The role of Brønsted acidity in the SCR of NO over Fe-MFI catalysts

Abstract

The selective catalytic reduction (SCR) of NO with isobutane and with NH₃ was studied over Fe-MFI catalysts which differ strongly in Brønsted acidity but are similar in Fe content and structure of Fe sites, having shown similar activity in N₂O decomposition in related work. The catalysts were prepared by exchange of Na-ZSM-5 (Si/Al ca. 14) with Fe²⁺ ions formed in situ by acidic dissolution of Fe powder and by steam extraction of framework iron from Fe-silicalite or from H-[Fe]-ZSM-5 (Si/Al ca. 30). The characterization of acidic properties by ammonia TPD and by IR of adsorbed pyridine at different temperatures revealed marked differences in acidity between exchanged and steam-activated samples, the latter being (almost) void of strong Brønsted sites. The structural similarity of the iron sites was confirmed by UV–Vis and EPR spectroscopic results.
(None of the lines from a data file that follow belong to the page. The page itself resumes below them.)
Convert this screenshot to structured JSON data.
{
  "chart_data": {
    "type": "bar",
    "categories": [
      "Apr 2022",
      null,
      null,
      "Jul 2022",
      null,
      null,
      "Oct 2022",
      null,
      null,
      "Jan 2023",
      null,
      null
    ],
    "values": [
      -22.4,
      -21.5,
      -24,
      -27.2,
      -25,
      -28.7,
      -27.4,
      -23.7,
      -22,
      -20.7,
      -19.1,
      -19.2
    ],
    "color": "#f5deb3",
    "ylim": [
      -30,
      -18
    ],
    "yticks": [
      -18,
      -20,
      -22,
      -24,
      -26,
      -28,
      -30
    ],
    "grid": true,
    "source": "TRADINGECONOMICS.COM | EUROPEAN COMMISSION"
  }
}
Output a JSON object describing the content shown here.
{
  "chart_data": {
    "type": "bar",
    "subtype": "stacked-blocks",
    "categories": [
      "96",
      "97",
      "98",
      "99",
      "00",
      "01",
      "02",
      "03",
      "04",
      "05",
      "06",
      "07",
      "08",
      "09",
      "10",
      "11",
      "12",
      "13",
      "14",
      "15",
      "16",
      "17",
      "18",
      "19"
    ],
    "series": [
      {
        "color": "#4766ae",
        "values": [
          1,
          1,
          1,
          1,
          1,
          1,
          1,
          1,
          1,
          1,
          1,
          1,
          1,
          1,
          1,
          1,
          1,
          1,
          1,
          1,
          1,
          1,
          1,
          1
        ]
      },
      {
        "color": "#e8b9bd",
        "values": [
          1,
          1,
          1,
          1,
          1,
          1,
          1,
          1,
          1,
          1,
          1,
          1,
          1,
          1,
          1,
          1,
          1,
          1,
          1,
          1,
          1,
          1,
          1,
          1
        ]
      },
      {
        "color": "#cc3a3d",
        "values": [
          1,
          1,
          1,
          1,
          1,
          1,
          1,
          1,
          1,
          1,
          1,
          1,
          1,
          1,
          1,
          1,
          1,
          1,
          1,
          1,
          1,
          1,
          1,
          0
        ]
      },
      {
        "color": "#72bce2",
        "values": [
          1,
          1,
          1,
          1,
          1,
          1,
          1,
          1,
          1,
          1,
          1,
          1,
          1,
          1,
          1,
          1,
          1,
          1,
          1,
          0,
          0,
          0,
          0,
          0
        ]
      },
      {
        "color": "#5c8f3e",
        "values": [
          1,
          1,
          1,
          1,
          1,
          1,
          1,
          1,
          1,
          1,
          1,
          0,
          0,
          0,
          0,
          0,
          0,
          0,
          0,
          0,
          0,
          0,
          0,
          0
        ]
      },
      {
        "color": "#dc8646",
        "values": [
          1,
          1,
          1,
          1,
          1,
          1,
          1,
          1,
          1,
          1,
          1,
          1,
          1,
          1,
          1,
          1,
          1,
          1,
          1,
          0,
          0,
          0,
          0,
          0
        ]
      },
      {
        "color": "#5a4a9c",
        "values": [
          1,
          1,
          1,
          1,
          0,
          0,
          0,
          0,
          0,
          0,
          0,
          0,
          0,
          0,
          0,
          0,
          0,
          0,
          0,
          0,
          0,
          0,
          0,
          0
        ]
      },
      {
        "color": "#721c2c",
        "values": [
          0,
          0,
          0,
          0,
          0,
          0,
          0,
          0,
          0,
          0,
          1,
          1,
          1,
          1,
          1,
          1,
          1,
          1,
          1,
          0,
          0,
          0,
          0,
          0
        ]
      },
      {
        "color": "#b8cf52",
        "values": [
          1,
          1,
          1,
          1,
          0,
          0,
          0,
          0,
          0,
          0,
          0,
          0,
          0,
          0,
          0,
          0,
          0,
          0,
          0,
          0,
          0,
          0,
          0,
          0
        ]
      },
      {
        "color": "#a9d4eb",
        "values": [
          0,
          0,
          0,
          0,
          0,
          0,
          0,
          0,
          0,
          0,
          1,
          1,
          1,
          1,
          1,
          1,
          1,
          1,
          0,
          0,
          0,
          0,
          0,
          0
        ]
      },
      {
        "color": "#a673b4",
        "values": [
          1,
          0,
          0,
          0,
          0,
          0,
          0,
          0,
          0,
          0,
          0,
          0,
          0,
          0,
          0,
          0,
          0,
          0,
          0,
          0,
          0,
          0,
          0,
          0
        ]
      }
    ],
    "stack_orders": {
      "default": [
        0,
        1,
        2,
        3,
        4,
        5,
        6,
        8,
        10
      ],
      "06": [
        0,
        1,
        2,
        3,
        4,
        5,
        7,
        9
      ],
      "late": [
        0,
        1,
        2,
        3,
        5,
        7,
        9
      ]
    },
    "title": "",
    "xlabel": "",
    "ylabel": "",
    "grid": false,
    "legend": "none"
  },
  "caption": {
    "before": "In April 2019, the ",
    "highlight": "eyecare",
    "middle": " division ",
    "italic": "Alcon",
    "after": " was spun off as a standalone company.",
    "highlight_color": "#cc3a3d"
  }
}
The weakly acidic samples were inferior both in isobutane-SCR and in ammonia-SCR. With isobutane, dramatic differences over the whole range of parameters studied imply a vital role of Brønsted acidity in the reaction mechanism (e.g. in isobutane activation). In NH₃-SCR, large reaction rates were achieved with non-acidic catalysts as well, but a promoting effect of acidity was noted for catalysts that contain the iron in the most favorable site structure (oligomeric Fe oxo clusters). This suggests that an acid-catalyzed step (e.g. the decomposition of NH₄NO₂) may be rate-limiting at low temperatures.